In reconsidering the evidence presented at trial, as compared to the jury's award of damages, it is clear that the jury accepted the essentially unrefuted testimony that Plaintiff will endure disability and significant pain and suffering for the remainder of his life.
As courts consistently instruct juries, there is no measurement of pain and suffering or the effects of a conceded disability other than a jury's common sense application of their jointly considered life experiences to the facts of a given case. There will be disparate results in personal injury cases because no two juries may interpret the facts and apply their experiences with life identically.

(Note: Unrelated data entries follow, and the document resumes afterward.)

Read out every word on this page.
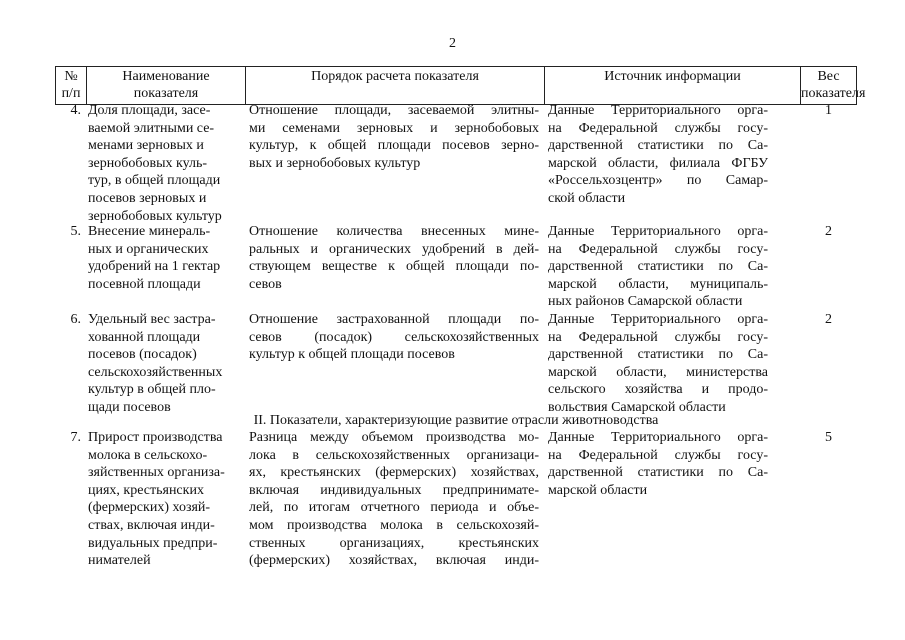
2
№
п/п
Наименование
показателя
Порядок расчета показателя	Источник информации	Вес
показателя
4. Доля площади, засе-
ваемой элитными се-
менами зерновых и
зернобобовых куль-
тур, в общей площади
посевов зерновых и
зернобобовых культур
Отношение площади, засеваемой элитны-
ми семенами зерновых и зернобобовых
культур, к общей площади посевов зерно-
вых и зернобобовых культур
Данные Территориального орга-
на Федеральной службы госу-
дарственной статистики по Са-
марской области, филиала ФГБУ
«Россельхозцентр» по Самар-
ской области
1
5. Внесение минераль-
ных и органических
удобрений на 1 гектар
посевной площади
Отношение количества внесенных мине-
ральных и органических удобрений в дей-
ствующем веществе к общей площади по-
севов
Данные Территориального орга-
на Федеральной службы госу-
дарственной статистики по Са-
марской области, муниципаль-
ных районов Самарской области
2
6. Удельный вес застра-
хованной площади
посевов (посадок)
сельскохозяйственных
культур в общей пло-
щади посевов
Отношение застрахованной площади по-
севов (посадок) сельскохозяйственных
культур к общей площади посевов
Данные Территориального орга-
на Федеральной службы госу-
дарственной статистики по Са-
марской области, министерства
сельского хозяйства и продо-
вольствия Самарской области
2
II. Показатели, характеризующие развитие отрасли животноводства
7. Прирост производства
молока в сельскохо-
зяйственных организа-
циях, крестьянских
(фермерских) хозяй-
ствах, включая инди-
видуальных предпри-
нимателей
Разница между объемом производства мо-
лока в сельскохозяйственных организаци-
ях, крестьянских (фермерских) хозяйствах,
включая индивидуальных предпринимате-
лей, по итогам отчетного периода и объе-
мом производства молока в сельскохозяй-
ственных организациях, крестьянских
(фермерских) хозяйствах, включая инди-
Данные Территориального орга-
на Федеральной службы госу-
дарственной статистики по Са-
марской области
5
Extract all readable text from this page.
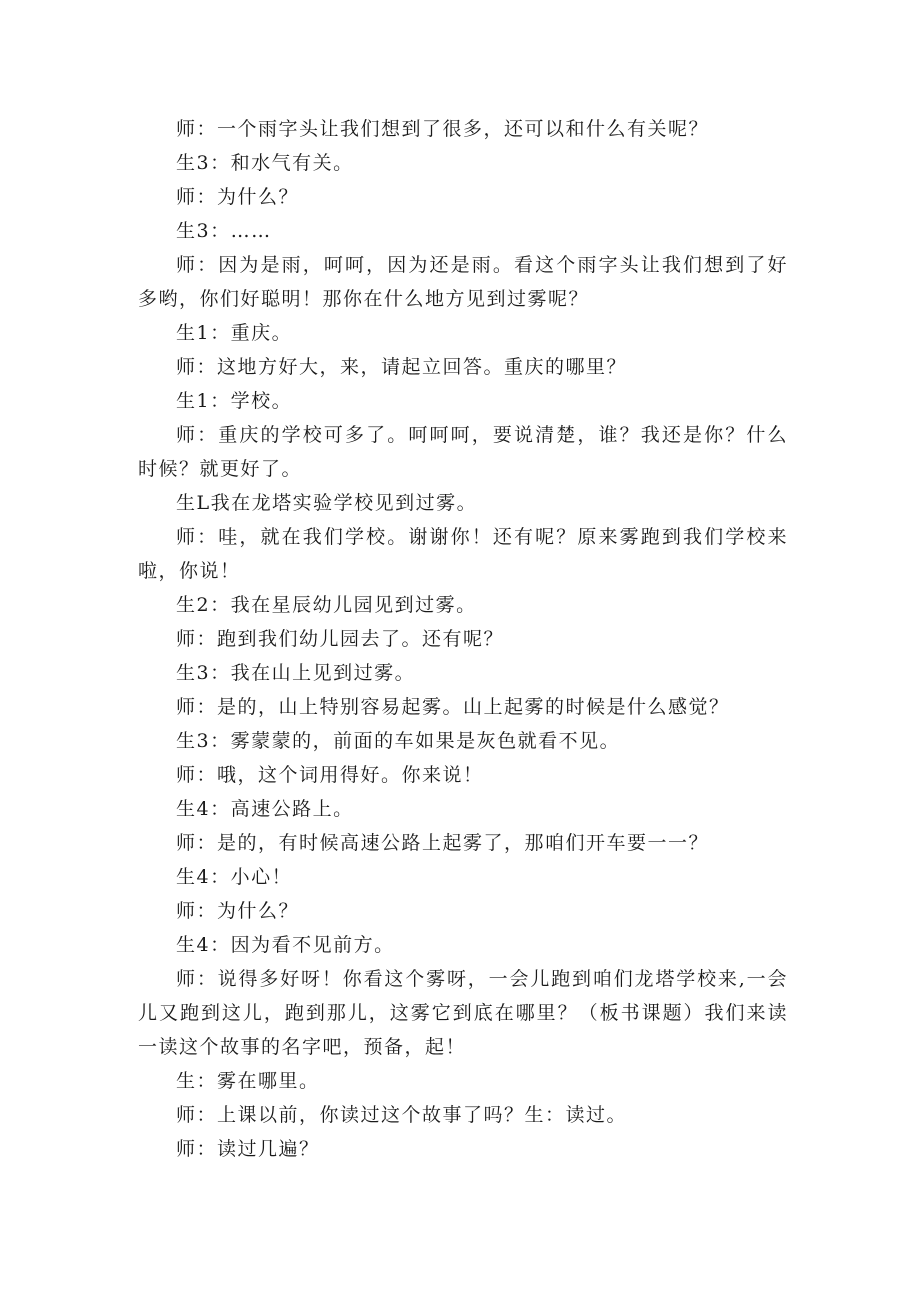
师：一个雨字头让我们想到了很多，还可以和什么有关呢？

生3：和水气有关。

师：为什么？

生3：……

师：因为是雨，呵呵，因为还是雨。看这个雨字头让我们想到了好多哟，你们好聪明！那你在什么地方见到过雾呢？

生1：重庆。

师：这地方好大，来，请起立回答。重庆的哪里？

生1：学校。

师：重庆的学校可多了。呵呵呵，要说清楚，谁？我还是你？什么时候？就更好了。

生L我在龙塔实验学校见到过雾。

师：哇，就在我们学校。谢谢你！还有呢？原来雾跑到我们学校来啦，你说！

生2：我在星辰幼儿园见到过雾。

师：跑到我们幼儿园去了。还有呢？

生3：我在山上见到过雾。

师：是的，山上特别容易起雾。山上起雾的时候是什么感觉？

生3：雾蒙蒙的，前面的车如果是灰色就看不见。

师：哦，这个词用得好。你来说！

生4：高速公路上。

师：是的，有时候高速公路上起雾了，那咱们开车要一一？

生4：小心！

师：为什么？

生4：因为看不见前方。

师：说得多好呀！你看这个雾呀，一会儿跑到咱们龙塔学校来,一会儿又跑到这儿，跑到那儿，这雾它到底在哪里？（板书课题）我们来读一读这个故事的名字吧，预备，起！

生：雾在哪里。

师：上课以前，你读过这个故事了吗？生：读过。

师：读过几遍？
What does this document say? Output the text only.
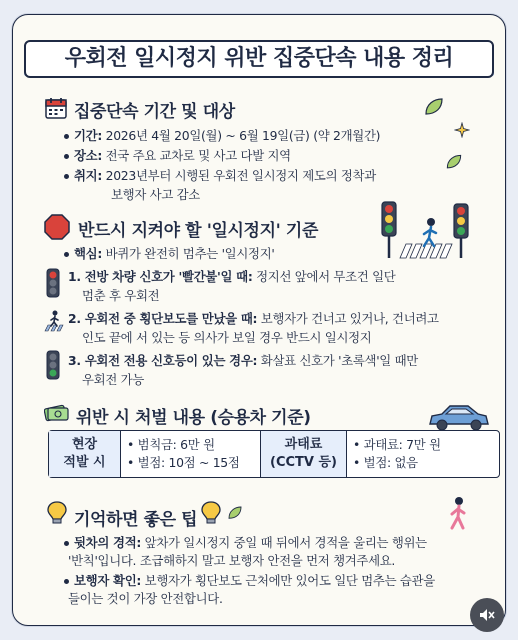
우회전 일시정지 위반 집중단속 내용 정리
집중단속 기간 및 대상
기간: 2026년 4월 20일(월) ~ 6월 19일(금) (약 2개월간)
장소: 전국 주요 교차로 및 사고 다발 지역
취지: 2023년부터 시행된 우회전 일시정지 제도의 정착과
보행자 사고 감소
반드시 지켜야 할 '일시정지' 기준
핵심: 바퀴가 완전히 멈추는 '일시정지'
1. 전방 차량 신호가 '빨간불'일 때: 정지선 앞에서 무조건 일단
멈춘 후 우회전
2. 우회전 중 횡단보도를 만났을 때: 보행자가 건너고 있거나, 건너려고
인도 끝에 서 있는 등 의사가 보일 경우 반드시 일시정지
3. 우회전 전용 신호등이 있는 경우: 화살표 신호가 '초록색'일 때만
우회전 가능
위반 시 처벌 내용 (승용차 기준)
현장
적발 시
• 범칙금: 6만 원
• 벌점: 10점 ~ 15점
과태료
(CCTV 등)
• 과태료: 7만 원
• 벌점: 없음
기억하면 좋은 팁
뒷차의 경적: 앞차가 일시정지 중일 때 뒤에서 경적을 울리는 행위는
'반칙'입니다. 조급해하지 말고 보행자 안전을 먼저 챙겨주세요.
보행자 확인: 보행자가 횡단보도 근처에만 있어도 일단 멈추는 습관을
들이는 것이 가장 안전합니다.
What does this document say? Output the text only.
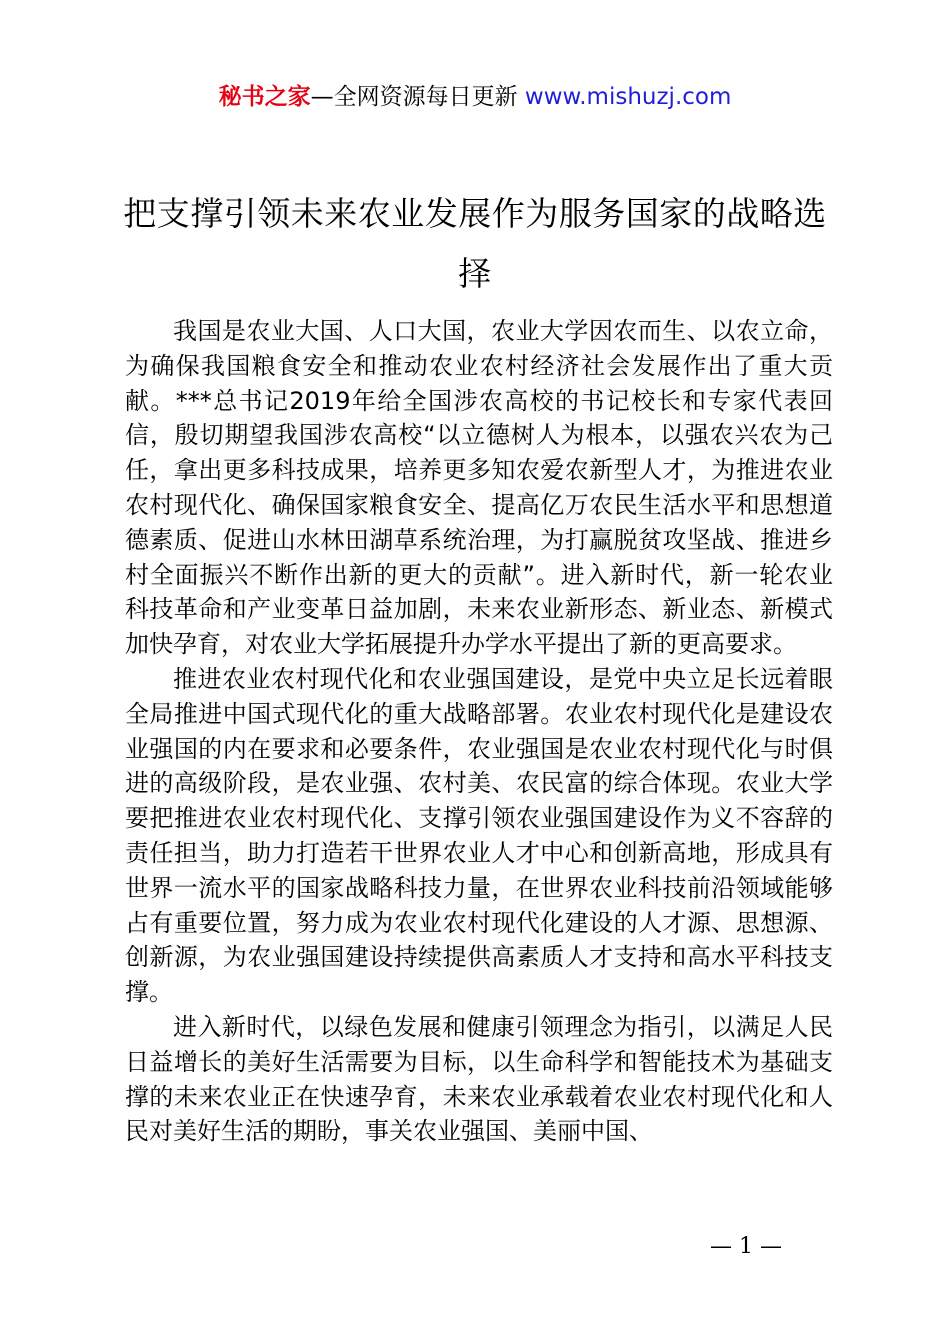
秘书之家—全网资源每日更新 www.mishuzj.com
把支撑引领未来农业发展作为服务国家的战略选择

我国是农业大国、人口大国，农业大学因农而生、以农立命，为确保我国粮食安全和推动农业农村经济社会发展作出了重大贡献。***总书记2019年给全国涉农高校的书记校长和专家代表回信，殷切期望我国涉农高校“以立德树人为根本，以强农兴农为己任，拿出更多科技成果，培养更多知农爱农新型人才，为推进农业农村现代化、确保国家粮食安全、提高亿万农民生活水平和思想道德素质、促进山水林田湖草系统治理，为打赢脱贫攻坚战、推进乡村全面振兴不断作出新的更大的贡献”。进入新时代，新一轮农业科技革命和产业变革日益加剧，未来农业新形态、新业态、新模式加快孕育，对农业大学拓展提升办学水平提出了新的更高要求。

推进农业农村现代化和农业强国建设，是党中央立足长远着眼全局推进中国式现代化的重大战略部署。农业农村现代化是建设农业强国的内在要求和必要条件，农业强国是农业农村现代化与时俱进的高级阶段，是农业强、农村美、农民富的综合体现。农业大学要把推进农业农村现代化、支撑引领农业强国建设作为义不容辞的责任担当，助力打造若干世界农业人才中心和创新高地，形成具有世界一流水平的国家战略科技力量，在世界农业科技前沿领域能够占有重要位置，努力成为农业农村现代化建设的人才源、思想源、创新源，为农业强国建设持续提供高素质人才支持和高水平科技支撑。

进入新时代，以绿色发展和健康引领理念为指引，以满足人民日益增长的美好生活需要为目标，以生命科学和智能技术为基础支撑的未来农业正在快速孕育，未来农业承载着农业农村现代化和人民对美好生活的期盼，事关农业强国、美丽中国、

— 1 —
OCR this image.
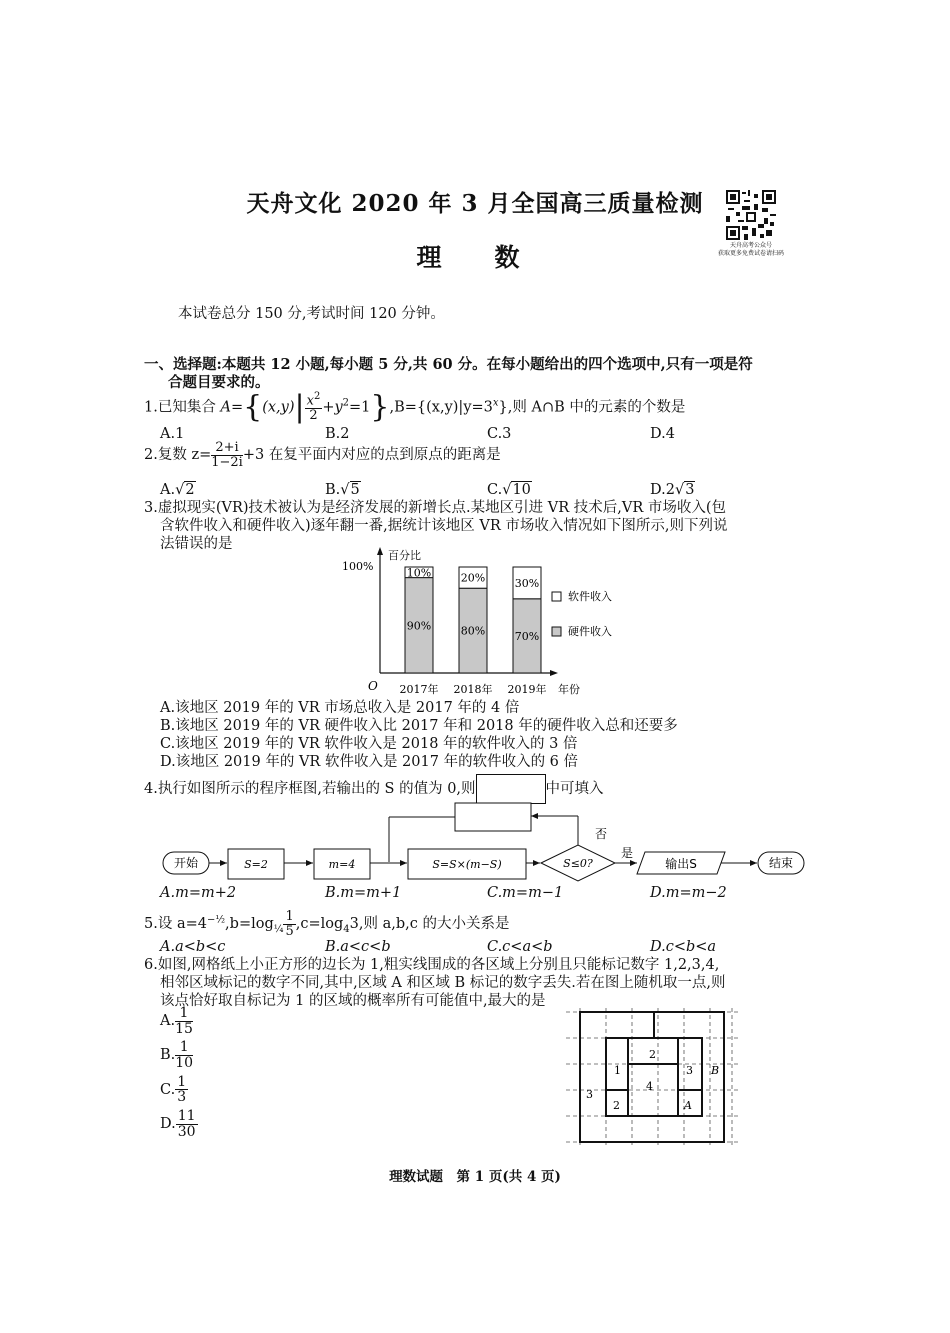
天舟文化 2020 年 3 月全国高三质量检测
理　数	天舟高考公众号
获取更多免费试卷请扫码
本试卷总分 150 分,考试时间 120 分钟。
一、选择题:本题共 12 小题,每小题 5 分,共 60 分。在每小题给出的四个选项中,只有一项是符
合题目要求的。
1.已知集合 $A=\{(x,y)| \frac{x^2}{2} +y^2=1\},B=\{(x,y)|y=3^x\}$,则 A∩B 中的元素的个数是
A.1	B.2	C.3	D.4
2.复数 $z= \frac{2+i}{1-2i} +3$ 在复平面内对应的点到原点的距离是
A.√2	B.√5	C.√10	D.2√3
3.虚拟现实(VR)技术被认为是经济发展的新增长点.某地区引进 VR 技术后,VR 市场收入(包
含软件收入和硬件收入)逐年翻一番,据统计该地区 VR 市场收入情况如下图所示,则下列说
法错误的是
百分比
100%
O	年份
90%
10%
2017年
80%
20%
2018年
70%
30%
2019年
软件收入
硬件收入
A.该地区 2019 年的 VR 市场总收入是 2017 年的 4 倍
B.该地区 2019 年的 VR 硬件收入比 2017 年和 2018 年的硬件收入总和还要多
C.该地区 2019 年的 VR 软件收入是 2018 年的软件收入的 3 倍
D.该地区 2019 年的 VR 软件收入是 2017 年的软件收入的 6 倍
4.执行如图所示的程序框图,若输出的 S 的值为 0,则	中可填入
开始	S=2	m=4	S=S×(m−S)	S≤0?
否
是
输出S	结束
A.m=m+2	B.m=m+1	C.m=m−1	D.m=m−2
5.设 $a=4^{-\frac{1}{2}},b=\log_{\frac{1}{4}} \frac{1}{5} ,c=\log_43$,则 a,b,c 的大小关系是
A.a<b<c	B.a<c<b	C.c<a<b	D.c<b<a
6.如图,网格纸上小正方形的边长为 1,粗实线围成的各区域上分别且只能标记数字 1,2,3,4,
相邻区域标记的数字不同,其中,区域 A 和区域 B 标记的数字丢失.若在图上随机取一点,则
该点恰好取自标记为 1 的区域的概率所有可能值中,最大的是
A. $\frac{1}{15}$
B. $\frac{1}{10}$
C. $\frac{1}{3}$
D. $\frac{11}{30}$
1
2
2
3
3
4
A
B
理数试题　第 1 页(共 4 页)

Our State Constitution, the written will of those governed by our laws, recognizes this eventuality and legitimizes the process. No judge, nor group of judges, may substitute the Court's judgment for a jury's judgment except when a result is so grossly disproportionate to the facts when viewed in the light most favorable to the non-moving party that the result "shocks the conscience of the Court."
Brinkley v. CAT Enterprises, Inc., 1994 WL 146018 (Del.Super.) (Court denied remittitur of $282,000 pain and suffering damages award to Plaintiff with 21% permanent partial disability resulting from injury to knee.).
This strict standard of review of a jury's award recognizes that when parties elect to present their claims to a jury of their peers, those parties assume the uncertainty and risk of the broad range of possible verdicts inherent in a jury trial. The court's conscience is not shocked by the jury's award of $300,000 to Plaintiff for permanent injuries to his wrist, resulting in impairment of physical activity and pain and suffering.
THEREFORE, Creekside Condominium Association, Inc's Motion for a Remittitur and/or New Trial Pursuant to Superior Court Civil Rule 59 is hereby DENIED.